The twins are forever compared to cars costing far more when they were new (Cayman, S2k, RX-8, Elise, 370Z, etc.). These cars simply do not fit in the same price range and shouldn't be compared. It's great that OP has had such good taste in cars, but price is a critical factor that shouldn't be ignored when discussing dynamics, fit and finish.
- OP your BRZ runs $26-$28k MSRP in 2013
- Your S2000 had an MSRP of $32,300 in 2001. Now adjust that to 2013 dollars and you get $42,621 (2.34% inflation).
That's a $17-19k difference in real buying power straight up. Put even half that amount into your BRZ and it will FLY (on the track or street). Put $17 - $19k into it and you can have whatever kind of car you want (ultra-light track beast, show queen, GT or some combination of all 3). The S2K and BRZ are apples to oranges because they never existed in the same price category until your Honda aged 12 years.
- Now OP your Prelude Si's MSRP was $17,136 in 1993. That translates to $27,726 worth of buying power in 2013 which is right inline with your BRZ. By your own account your BRZ dynamically trounces your Prelude even when it was new.
2+2 sports coupes in the same actual price range were the early 240SX, Celica, Talon, Eclipse, and Prelude, later the Gen Coupe, etc. Rarely however are the triplets compared to these cars. Why? MotorTrend's Johnnie Liberman & Scott Mortara put it this way...
MotorTrend's Best Driver's Car 2012
"With the exception of Mazda's Miata, has any car ever punched above its weight like this? Mortara, for one, doesn't think so. "If price were a factor, the BRZ would win this competition hands-down."
The triplets are dynamically so good, and so much fun that people naturally tend to compare them not against their true class rivals, but instead, to the best cars they've ever driven or at minimum cars costing thousands more. High profit, low volume niche sports cars instead of 2+2s in the same range.

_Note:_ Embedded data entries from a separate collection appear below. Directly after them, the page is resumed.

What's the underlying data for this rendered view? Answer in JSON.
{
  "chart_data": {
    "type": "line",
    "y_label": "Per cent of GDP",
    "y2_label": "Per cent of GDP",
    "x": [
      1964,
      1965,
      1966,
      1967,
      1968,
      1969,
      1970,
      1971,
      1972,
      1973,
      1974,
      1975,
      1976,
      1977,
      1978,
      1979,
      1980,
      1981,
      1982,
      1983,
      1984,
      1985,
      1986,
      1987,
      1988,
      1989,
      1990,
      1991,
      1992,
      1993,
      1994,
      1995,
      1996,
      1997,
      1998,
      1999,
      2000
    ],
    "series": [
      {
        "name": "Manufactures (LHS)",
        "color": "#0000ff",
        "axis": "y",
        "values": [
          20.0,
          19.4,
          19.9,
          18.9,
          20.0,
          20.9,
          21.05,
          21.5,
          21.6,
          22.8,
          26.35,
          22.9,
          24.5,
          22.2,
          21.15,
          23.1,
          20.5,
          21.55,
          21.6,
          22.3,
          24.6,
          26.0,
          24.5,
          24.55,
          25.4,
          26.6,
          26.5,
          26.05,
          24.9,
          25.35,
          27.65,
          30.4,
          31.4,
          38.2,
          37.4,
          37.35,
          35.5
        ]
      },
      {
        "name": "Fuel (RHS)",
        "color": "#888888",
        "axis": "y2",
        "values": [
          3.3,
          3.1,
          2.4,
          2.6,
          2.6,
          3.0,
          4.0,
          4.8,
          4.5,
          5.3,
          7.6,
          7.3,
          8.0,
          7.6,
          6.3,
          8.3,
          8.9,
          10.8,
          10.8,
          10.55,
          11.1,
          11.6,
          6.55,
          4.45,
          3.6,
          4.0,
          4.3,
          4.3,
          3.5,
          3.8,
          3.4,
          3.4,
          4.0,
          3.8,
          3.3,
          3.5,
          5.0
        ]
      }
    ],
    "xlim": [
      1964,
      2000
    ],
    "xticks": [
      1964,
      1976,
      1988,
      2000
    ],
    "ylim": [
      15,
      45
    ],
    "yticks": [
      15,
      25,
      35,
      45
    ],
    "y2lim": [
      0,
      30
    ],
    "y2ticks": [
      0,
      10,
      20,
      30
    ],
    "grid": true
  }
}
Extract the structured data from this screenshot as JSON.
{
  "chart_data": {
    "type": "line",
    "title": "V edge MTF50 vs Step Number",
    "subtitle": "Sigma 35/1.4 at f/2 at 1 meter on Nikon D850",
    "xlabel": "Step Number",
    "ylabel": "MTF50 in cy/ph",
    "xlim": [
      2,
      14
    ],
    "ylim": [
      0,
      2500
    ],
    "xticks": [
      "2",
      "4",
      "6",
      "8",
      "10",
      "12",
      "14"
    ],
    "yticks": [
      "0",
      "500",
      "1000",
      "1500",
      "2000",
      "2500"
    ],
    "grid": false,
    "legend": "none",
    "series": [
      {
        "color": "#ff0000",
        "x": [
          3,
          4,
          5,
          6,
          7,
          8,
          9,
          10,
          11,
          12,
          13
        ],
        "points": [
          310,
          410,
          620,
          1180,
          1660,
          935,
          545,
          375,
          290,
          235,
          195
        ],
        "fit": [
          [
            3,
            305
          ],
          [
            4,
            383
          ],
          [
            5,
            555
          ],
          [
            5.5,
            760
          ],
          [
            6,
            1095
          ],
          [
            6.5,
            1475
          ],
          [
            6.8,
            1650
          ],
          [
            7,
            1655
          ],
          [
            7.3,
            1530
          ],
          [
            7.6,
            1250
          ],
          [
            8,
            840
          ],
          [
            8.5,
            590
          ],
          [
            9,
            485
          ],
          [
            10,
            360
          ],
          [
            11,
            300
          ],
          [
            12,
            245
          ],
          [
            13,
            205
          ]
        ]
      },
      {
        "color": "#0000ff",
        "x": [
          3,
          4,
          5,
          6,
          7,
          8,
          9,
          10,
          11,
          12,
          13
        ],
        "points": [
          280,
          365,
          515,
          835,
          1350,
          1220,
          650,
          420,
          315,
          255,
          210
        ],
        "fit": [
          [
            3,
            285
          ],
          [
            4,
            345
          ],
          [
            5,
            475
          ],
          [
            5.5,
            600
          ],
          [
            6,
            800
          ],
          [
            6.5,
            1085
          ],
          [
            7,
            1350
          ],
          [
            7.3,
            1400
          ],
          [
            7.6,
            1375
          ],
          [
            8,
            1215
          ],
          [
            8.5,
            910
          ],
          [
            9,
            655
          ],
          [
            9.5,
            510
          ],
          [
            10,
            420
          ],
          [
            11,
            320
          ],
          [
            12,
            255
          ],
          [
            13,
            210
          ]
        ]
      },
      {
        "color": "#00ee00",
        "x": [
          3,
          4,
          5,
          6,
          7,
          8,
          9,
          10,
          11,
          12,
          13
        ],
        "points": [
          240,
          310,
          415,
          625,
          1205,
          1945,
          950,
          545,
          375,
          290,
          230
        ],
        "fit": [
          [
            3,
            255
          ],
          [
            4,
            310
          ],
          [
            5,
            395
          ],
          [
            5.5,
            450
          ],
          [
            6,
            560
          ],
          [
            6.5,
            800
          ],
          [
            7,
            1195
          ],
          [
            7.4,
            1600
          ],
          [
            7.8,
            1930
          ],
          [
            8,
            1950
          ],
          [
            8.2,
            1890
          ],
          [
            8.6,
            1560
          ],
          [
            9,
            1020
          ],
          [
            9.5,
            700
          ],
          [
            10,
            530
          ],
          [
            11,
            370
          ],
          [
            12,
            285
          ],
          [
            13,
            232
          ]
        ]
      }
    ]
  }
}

Yes the interior is spartan. That's because the car isn't even pretending to be a GT (grand turismo or touring coupe). Notice the lack of sound deadening? Yes, it has a back seat, but that helps to lower import/export tariffs and insurance rates as non-specialty vehicle (which btw bolts out in just a few minutes (ever wonder why?)).
This is also why the '86 is considered likely to be an instant classic. The triplets are accessible, fun and fairly pure. Toyobaru/Subuyota will sell a ton, and you got in early. Enjoy the drive and watch every other mfg jump on the bandwagon afterwards.